That statistic has been a black eye for the industry. It has also prompted some jurisdictions to levy alcohol taxes and limit the density of bars and liquor stores, which reduces alcohol consumption.

“Safety is a constant concern for us,” said Craig Wolf, the president and chief executive of the wholesalers group. “When we see a new technology that could improve safety, we want to learn more about it and share our unique perspective.”

Experts say there is some evidence that true self-driving cars would reduce DUIs. These differ significantly from the semi-autonomous cars currently on the market, which still require active input from a human driver. (In January, a San Francisco man was charged with a DUI, even though his semi-autonomous Tesla was set to “autopilot.”)

Studies of ridesharing services such as Uber and Lyft, which give drinkers easy, affordable alternatives to driving their own car, have generally shown that they decrease drunk-driving accidents.

Similar observations have been made of public transit: When the Washington D.C. metro extended its hours, DUI arrests in nightlife districts fell. At the same time, other alcohol-related arrests in those areas jumped, probably because people stayed out later and drank more, said Brad Greenwood, a researcher at the University of Minnesota who studies the unintended effects of technological innovations.

“This is purely speculative, but based on what we know, I do think drunk driving will go down [with the advent of self-driving cars],” Greenwood said. “And on the margins, I think some people will drink more, as well.”

How much more people will drink remains to be seen. In September, analysts at Morgan Stanley published a blockbuster report suggesting that self-driving cars could increase global alcohol sales by as much as $250 billion, assuming that the cars prompt current drinkers to consume an extra two drinks per week.

Greenwood is skeptical that self-driving cars will inspire drinkers to imbibe significantly more: For most people, he points out, transportation is probably not a major obstacle to drinking, particularly given the rise of services like Uber and Lyft. But for people who live in rural areas, or cities with unreliable ride-sharing networks, the effect could be significant, he said.

New sales aren’t the only way that the alcohol industry stands to benefit from self-driving cars, said Watson, the Rabobank analyst. For years, the industry has also suffered through a major social shift, with consumers drinking more at home and less at restaurants and bars. If autonomous cars can push some drinking back outside the home, Watson said, alcohol producers and retailers will be able to take advantage of higher margins and better brand recognition there.

On top of that, autonomous delivery trucks could significantly reduce labor costs for distributors. Brewing giant Anheuser-Busch partnered with car technology company Otto in 2016 to transport a shipment of beer across Colorado -- the world’s first commercial shipment by self-driving truck. The company has placed preorders for 40 Tesla semi-trucks with “autonomous driving capabilities,” the company said in a December statement.
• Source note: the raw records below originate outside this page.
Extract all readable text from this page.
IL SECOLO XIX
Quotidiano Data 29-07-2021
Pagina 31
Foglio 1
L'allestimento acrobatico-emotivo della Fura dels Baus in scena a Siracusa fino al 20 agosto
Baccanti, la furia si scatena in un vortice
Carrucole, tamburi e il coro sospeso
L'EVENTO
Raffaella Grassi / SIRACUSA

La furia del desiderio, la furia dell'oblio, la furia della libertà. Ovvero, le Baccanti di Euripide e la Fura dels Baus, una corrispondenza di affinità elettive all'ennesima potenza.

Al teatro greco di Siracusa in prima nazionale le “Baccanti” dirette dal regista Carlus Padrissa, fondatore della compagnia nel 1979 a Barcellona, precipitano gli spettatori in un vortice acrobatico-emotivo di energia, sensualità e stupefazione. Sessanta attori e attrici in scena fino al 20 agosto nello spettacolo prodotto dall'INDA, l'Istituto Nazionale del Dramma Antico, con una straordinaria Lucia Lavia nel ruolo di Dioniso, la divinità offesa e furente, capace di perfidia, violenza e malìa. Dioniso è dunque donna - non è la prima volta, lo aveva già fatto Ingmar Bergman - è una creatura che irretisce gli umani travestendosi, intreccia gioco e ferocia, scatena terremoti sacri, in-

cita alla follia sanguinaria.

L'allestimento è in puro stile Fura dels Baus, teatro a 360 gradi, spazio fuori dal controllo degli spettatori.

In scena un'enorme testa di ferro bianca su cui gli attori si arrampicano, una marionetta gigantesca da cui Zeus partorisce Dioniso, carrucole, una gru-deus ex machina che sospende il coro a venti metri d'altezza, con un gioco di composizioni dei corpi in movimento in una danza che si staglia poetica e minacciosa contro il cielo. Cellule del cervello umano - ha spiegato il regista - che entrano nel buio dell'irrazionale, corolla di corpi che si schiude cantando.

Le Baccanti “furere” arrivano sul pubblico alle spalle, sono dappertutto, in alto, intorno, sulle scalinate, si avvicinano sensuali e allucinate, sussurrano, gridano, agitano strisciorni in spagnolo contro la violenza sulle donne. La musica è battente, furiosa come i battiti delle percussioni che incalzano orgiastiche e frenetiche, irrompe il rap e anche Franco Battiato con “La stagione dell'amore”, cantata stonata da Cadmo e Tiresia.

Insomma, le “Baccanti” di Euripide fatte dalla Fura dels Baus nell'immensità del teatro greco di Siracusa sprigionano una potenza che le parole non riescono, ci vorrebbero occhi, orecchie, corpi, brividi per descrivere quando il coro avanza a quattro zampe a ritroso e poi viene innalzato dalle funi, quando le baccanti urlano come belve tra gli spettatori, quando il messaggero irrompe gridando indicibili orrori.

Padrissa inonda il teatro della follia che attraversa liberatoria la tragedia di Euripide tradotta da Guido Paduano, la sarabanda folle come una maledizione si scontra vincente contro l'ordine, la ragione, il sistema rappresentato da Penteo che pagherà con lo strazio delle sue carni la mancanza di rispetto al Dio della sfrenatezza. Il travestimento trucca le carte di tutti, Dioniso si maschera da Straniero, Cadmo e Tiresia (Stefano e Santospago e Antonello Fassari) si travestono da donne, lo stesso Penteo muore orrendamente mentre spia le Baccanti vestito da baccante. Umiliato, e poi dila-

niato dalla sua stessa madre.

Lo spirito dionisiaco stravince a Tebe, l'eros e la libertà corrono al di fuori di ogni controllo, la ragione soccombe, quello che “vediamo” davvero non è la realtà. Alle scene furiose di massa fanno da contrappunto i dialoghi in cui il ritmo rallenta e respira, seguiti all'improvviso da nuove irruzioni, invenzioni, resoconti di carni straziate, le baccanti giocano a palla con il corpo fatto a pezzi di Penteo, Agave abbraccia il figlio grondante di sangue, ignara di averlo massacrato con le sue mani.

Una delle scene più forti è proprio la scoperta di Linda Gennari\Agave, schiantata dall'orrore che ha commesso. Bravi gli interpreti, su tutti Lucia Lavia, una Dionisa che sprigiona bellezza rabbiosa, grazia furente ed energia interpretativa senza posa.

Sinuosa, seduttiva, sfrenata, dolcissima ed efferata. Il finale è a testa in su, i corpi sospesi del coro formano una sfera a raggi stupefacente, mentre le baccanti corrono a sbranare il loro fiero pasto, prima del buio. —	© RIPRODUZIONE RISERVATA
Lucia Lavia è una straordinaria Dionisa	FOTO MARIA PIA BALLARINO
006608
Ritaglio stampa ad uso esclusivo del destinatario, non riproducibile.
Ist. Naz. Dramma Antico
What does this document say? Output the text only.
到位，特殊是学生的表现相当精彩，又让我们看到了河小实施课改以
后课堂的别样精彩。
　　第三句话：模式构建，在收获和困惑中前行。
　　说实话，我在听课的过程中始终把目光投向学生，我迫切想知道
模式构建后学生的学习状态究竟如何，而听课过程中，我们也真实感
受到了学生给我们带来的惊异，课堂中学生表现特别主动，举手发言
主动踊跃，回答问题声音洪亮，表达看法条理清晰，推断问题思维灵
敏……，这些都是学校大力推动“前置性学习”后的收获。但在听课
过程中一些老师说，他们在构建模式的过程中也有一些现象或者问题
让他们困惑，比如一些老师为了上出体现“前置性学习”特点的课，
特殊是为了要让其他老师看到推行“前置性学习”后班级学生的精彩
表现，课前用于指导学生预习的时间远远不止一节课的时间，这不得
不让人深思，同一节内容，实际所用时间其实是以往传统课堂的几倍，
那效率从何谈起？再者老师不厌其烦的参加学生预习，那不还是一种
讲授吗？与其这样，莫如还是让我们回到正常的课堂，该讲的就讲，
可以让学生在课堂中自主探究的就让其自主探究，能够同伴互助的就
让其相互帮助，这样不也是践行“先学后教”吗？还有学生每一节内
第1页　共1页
Most experts believe self-driving technology will come to trucks and other commercial vehicles before it is widely available to consumers.

“That’s where the first iteration of self-driving vehicles will have an effect, and it will be a big effect,” Watson said. “Then you can get into the issue of increased consumption.”

Wolf strongly disputed the notion that his association might be interested in increasing sales or automating delivery, particularly since so many of the employees at the wholesalers his group represents are themselves delivery drivers.

But Greenwood, the technology researcher, says it would be short-sighted to ignore the “spillover effects” of self-driving technology. This is one innovation, he argues, that could have far larger implications beyond drunk driving.

“I don’t see the shift happening quickly,” he said. “. . . But how this plays out in the long run will be fascinating.”